800 000 génomes passés au crible
Grâce à une base de données publique, l’équipe a analysé les exomes et génomes de plus de 800 000 personnes, issues de sept grands groupes ethniques (Européeens, Africains, Latino-Américains, Moyen-Orientaux, Asiatiques de l’Est et du Sud, Juifs ashkénazes).
L’attention s’est portée sur 73 gènes déjà connus pour leur rôle dans des formes d’obésité rares :
- 65 liés à l’obésité syndromique, qui associe obésité sévère et autres troubles (retard mental, malformations, etc.) ;
- 8 liés à l’obésité monogénique, où le principal symptôme est une faim excessive et une prise de poids très rapide.

Des résultats sans appel
Contrairement à ce que suggérait James Neel, les chercheurs n’ont trouvé aucune preuve que ces mutations étaient avantageuses dans le passé.
- Pour les gènes liés à l’obésité syndromique, les mutations présentent même une signature négative de sélection naturelle.
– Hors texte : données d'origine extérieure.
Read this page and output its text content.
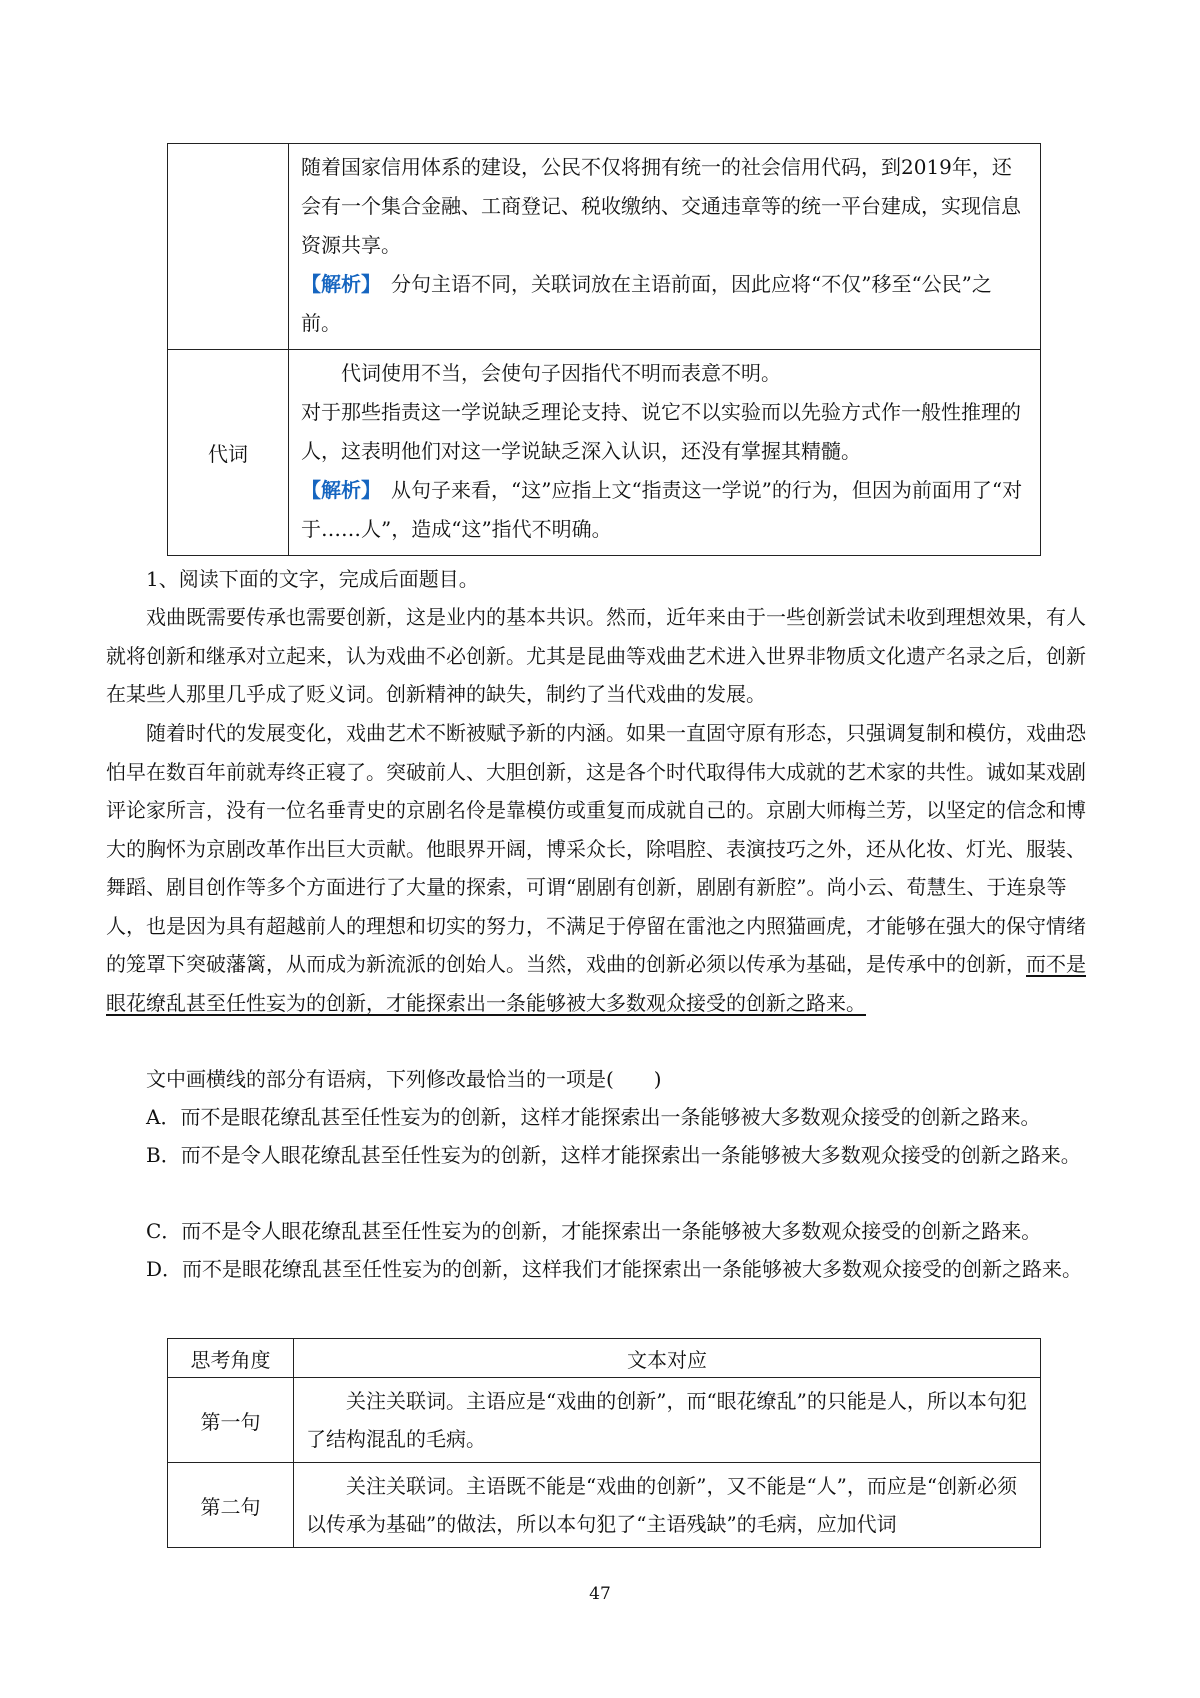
	随着国家信用体系的建设，公民不仅将拥有统一的社会信用代码，到2019年，还会有一个集合金融、工商登记、税收缴纳、交通违章等的统一平台建成，实现信息资源共享。
【解析】　分句主语不同，关联词放在主语前面，因此应将“不仅”移至“公民”之前。

代词	代词使用不当，会使句子因指代不明而表意不明。
对于那些指责这一学说缺乏理论支持、说它不以实验而以先验方式作一般性推理的人，这表明他们对这一学说缺乏深入认识，还没有掌握其精髓。
【解析】　从句子来看，“这”应指上文“指责这一学说”的行为，但因为前面用了“对于……人”，造成“这”指代不明确。
1、阅读下面的文字，完成后面题目。
戏曲既需要传承也需要创新，这是业内的基本共识。然而，近年来由于一些创新尝试未收到理想效果，有人就将创新和继承对立起来，认为戏曲不必创新。尤其是昆曲等戏曲艺术进入世界非物质文化遗产名录之后，创新在某些人那里几乎成了贬义词。创新精神的缺失，制约了当代戏曲的发展。
随着时代的发展变化，戏曲艺术不断被赋予新的内涵。如果一直固守原有形态，只强调复制和模仿，戏曲恐怕早在数百年前就寿终正寝了。突破前人、大胆创新，这是各个时代取得伟大成就的艺术家的共性。诚如某戏剧评论家所言，没有一位名垂青史的京剧名伶是靠模仿或重复而成就自己的。京剧大师梅兰芳，以坚定的信念和博大的胸怀为京剧改革作出巨大贡献。他眼界开阔，博采众长，除唱腔、表演技巧之外，还从化妆、灯光、服装、舞蹈、剧目创作等多个方面进行了大量的探索，可谓“剧剧有创新，剧剧有新腔”。尚小云、荀慧生、于连泉等人，也是因为具有超越前人的理想和切实的努力，不满足于停留在雷池之内照猫画虎，才能够在强大的保守情绪的笼罩下突破藩篱，从而成为新流派的创始人。当然，戏曲的创新必须以传承为基础，是传承中的创新，而不是眼花缭乱甚至任性妄为的创新，才能探索出一条能够被大多数观众接受的创新之路来。
文中画横线的部分有语病，下列修改最恰当的一项是(　　)
A．而不是眼花缭乱甚至任性妄为的创新，这样才能探索出一条能够被大多数观众接受的创新之路来。
B．而不是令人眼花缭乱甚至任性妄为的创新，这样才能探索出一条能够被大多数观众接受的创新之路来。
C．而不是令人眼花缭乱甚至任性妄为的创新，才能探索出一条能够被大多数观众接受的创新之路来。
D．而不是眼花缭乱甚至任性妄为的创新，这样我们才能探索出一条能够被大多数观众接受的创新之路来。
思考角度	文本对应
第一句	关注关联词。主语应是“戏曲的创新”，而“眼花缭乱”的只能是人，所以本句犯了结构混乱的毛病。
第二句	关注关联词。主语既不能是“戏曲的创新”，又不能是“人”，而应是“创新必须以传承为基础”的做法，所以本句犯了“主语残缺”的毛病，应加代词
47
Autrement dit, elles étaient plutôt désavantageuses et éliminées au fil des générations.
- Pour les gènes de l’obésité monogénique, aucune trace non plus d’un avantage évolutif. Leur présence est compatible avec un modèle neutre, c’est-à-dire dû au hasard et non à une pression de l’environnement.
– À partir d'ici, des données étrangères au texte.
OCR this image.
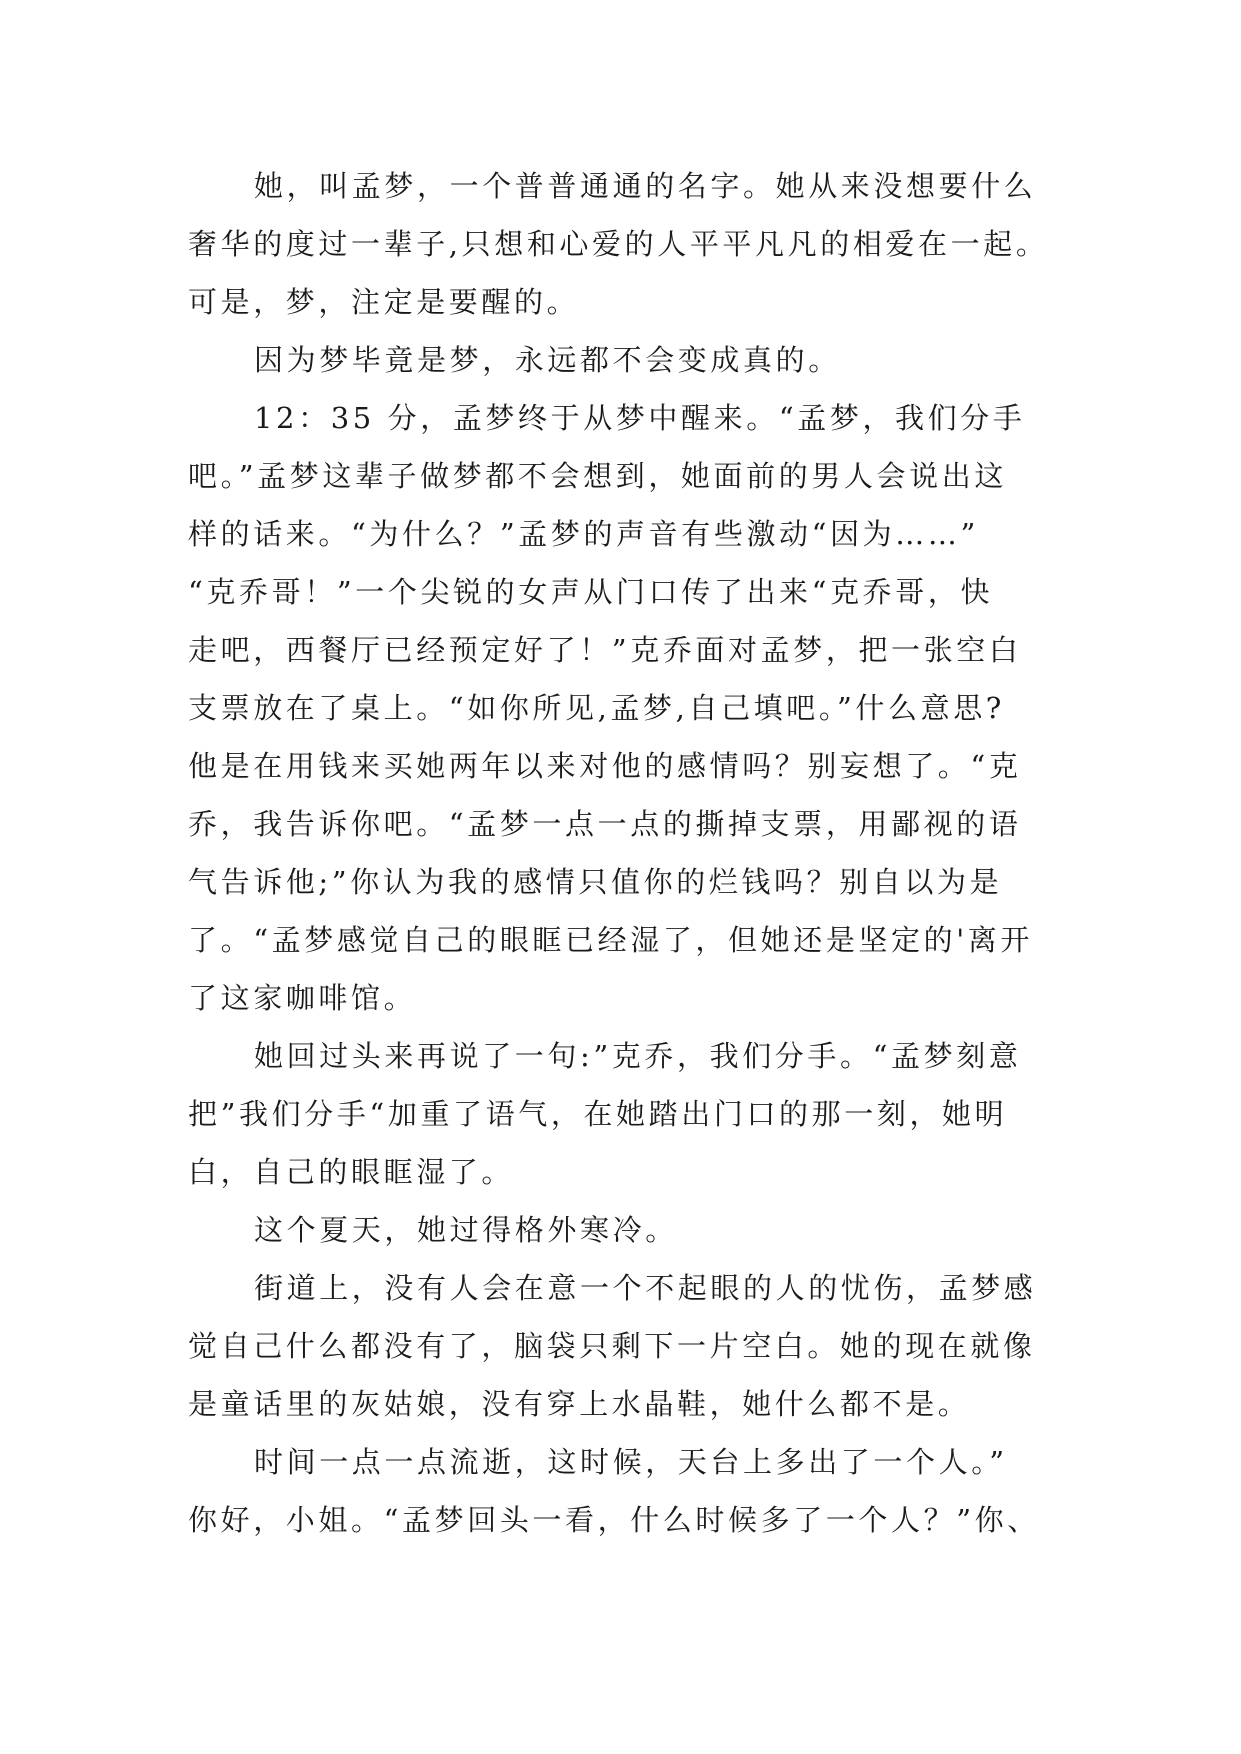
她，叫孟梦，一个普普通通的名字。她从来没想要什么
奢华的度过一辈子,只想和心爱的人平平凡凡的相爱在一起。
可是，梦，注定是要醒的。
因为梦毕竟是梦，永远都不会变成真的。
12：35 分，孟梦终于从梦中醒来。“孟梦，我们分手
吧。”孟梦这辈子做梦都不会想到，她面前的男人会说出这
样的话来。“为什么？”孟梦的声音有些激动“因为……”
“克乔哥！”一个尖锐的女声从门口传了出来“克乔哥，快
走吧，西餐厅已经预定好了！”克乔面对孟梦，把一张空白
支票放在了桌上。“如你所见,孟梦,自己填吧。”什么意思?
他是在用钱来买她两年以来对他的感情吗？别妄想了。“克
乔，我告诉你吧。“孟梦一点一点的撕掉支票，用鄙视的语
气告诉他;”你认为我的感情只值你的烂钱吗？别自以为是
了。“孟梦感觉自己的眼眶已经湿了，但她还是坚定的'离开
了这家咖啡馆。
她回过头来再说了一句:”克乔，我们分手。“孟梦刻意
把”我们分手“加重了语气，在她踏出门口的那一刻，她明
白，自己的眼眶湿了。
这个夏天，她过得格外寒冷。
街道上，没有人会在意一个不起眼的人的忧伤，孟梦感
觉自己什么都没有了，脑袋只剩下一片空白。她的现在就像
是童话里的灰姑娘，没有穿上水晶鞋，她什么都不是。
时间一点一点流逝，这时候，天台上多出了一个人。”
你好，小姐。“孟梦回头一看，什么时候多了一个人？”你、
- Enfin, les chercheurs ont exclu l’idée d’une sélection naturelle « balancée » (des mutations tantôt avantageuses, tantôt défavorables selon le contexte).
« En clair, nos résultats montrent que ces gènes ne sont pas des reliques d’adaptation aux famines. Leur distribution actuelle relève plutôt de la dérive génétique, du hasard de l’histoire des populations humaines » , résume David Meyre.
Obésité : une équation à 50/50
Ces conclusions ne signifient pas que les gènes n’ont rien à voir avec l’obésité. Bien au contraire. « L’obésité, c’est 50% génétique et 50% d’environnement » , rappelle le chercheur.
D’un côté, il existe bien des différences individuelles héritées : certaines personnes sont biologiquement plus enclines à stocker l’énergie que d’autres. Mais de l’autre, l’environnement moderne (aliments transformés, riches en sucres et en graisse, sédentarité) joue un rôle majeur tout aussi détérminant.
Bonne nouvelle : cela veut dire qu’un profil génétique à risque n’est pas une formalité. « Nous avons montré que certains gènes augmentent légèrement le poids, mais que l’effet disparaît complètement chez les personnes qui pratiquent une activité physique intensive » , illustre David Meyre.

Un impact médical direct
Au-delà du débat théorique, cette étude a des retombées concrètes. Car certaines formes génétiques d’obésité sévère peuvent désormais être traitées.
« Nous avons aujourd’hui des médicaments ciblés qui corrigent directement le défaut génétique. Les patients peuvent perdre jusqu’à 70 kilos sans rien changer à leur mode de vie, simplement parce que la cause biologique est corrigée » , souligne le professeur.
C’est pourquoi l’équipe de Nancy développe des programmes de dépistage génétique en milieu hospitalier. Connaître les mutations présentes dans une population permet de mieux décider quand proposer un test et un traitement adapté.
Autre constat frappant : selon les groupes ethniques, la fréquence de certaines mutations génétiques peut varier jusqu’à être six fois plus élevée d’une population à l’autre. D’où l’importance d’avoir des données génétiques diversifiées pour développer une médecine adaptée à chaque patient.
Et maintenant ?
L’étude ne ferme pas la porte à de nouvelles recherches. « Nos résultats concernent sept groupes majeurs, ce qui représente des milliards de personnes. Mais nous n’avons pas encore étudié certaines populations spécifiques, comme les Pimas, les habitants des îles du Pacifique ou les Bédouins des déserts. Ces contextes extrêmes pourraient apporter d’autres enseignements » , précise David Meyre.
L’équipe veut aussi explorer une autre question : si notre génome ne s’est pas adapté aux famines du passé, pourra-t-il s’adapter à la suralimentation chronique du présent ? Rien n’est moins sûr, préviennent les chercheurs.
Malgré la complexité du sujet, le professeur insiste sur une idée forte : la génétique ne condamne pas. « Oui, il existe des gènes à risque, mais aussi des gènes qui favorisent la minceur. Et surtout, les gènes interagissent avec notre mode de vie. Un environnement favorable peut compenser une prédisposition.«
À l’avenir, l’objectif est clair : développer des programmes personnalisés combinant génétique, prévention et traitements pour mieux lutter contre l’obésité.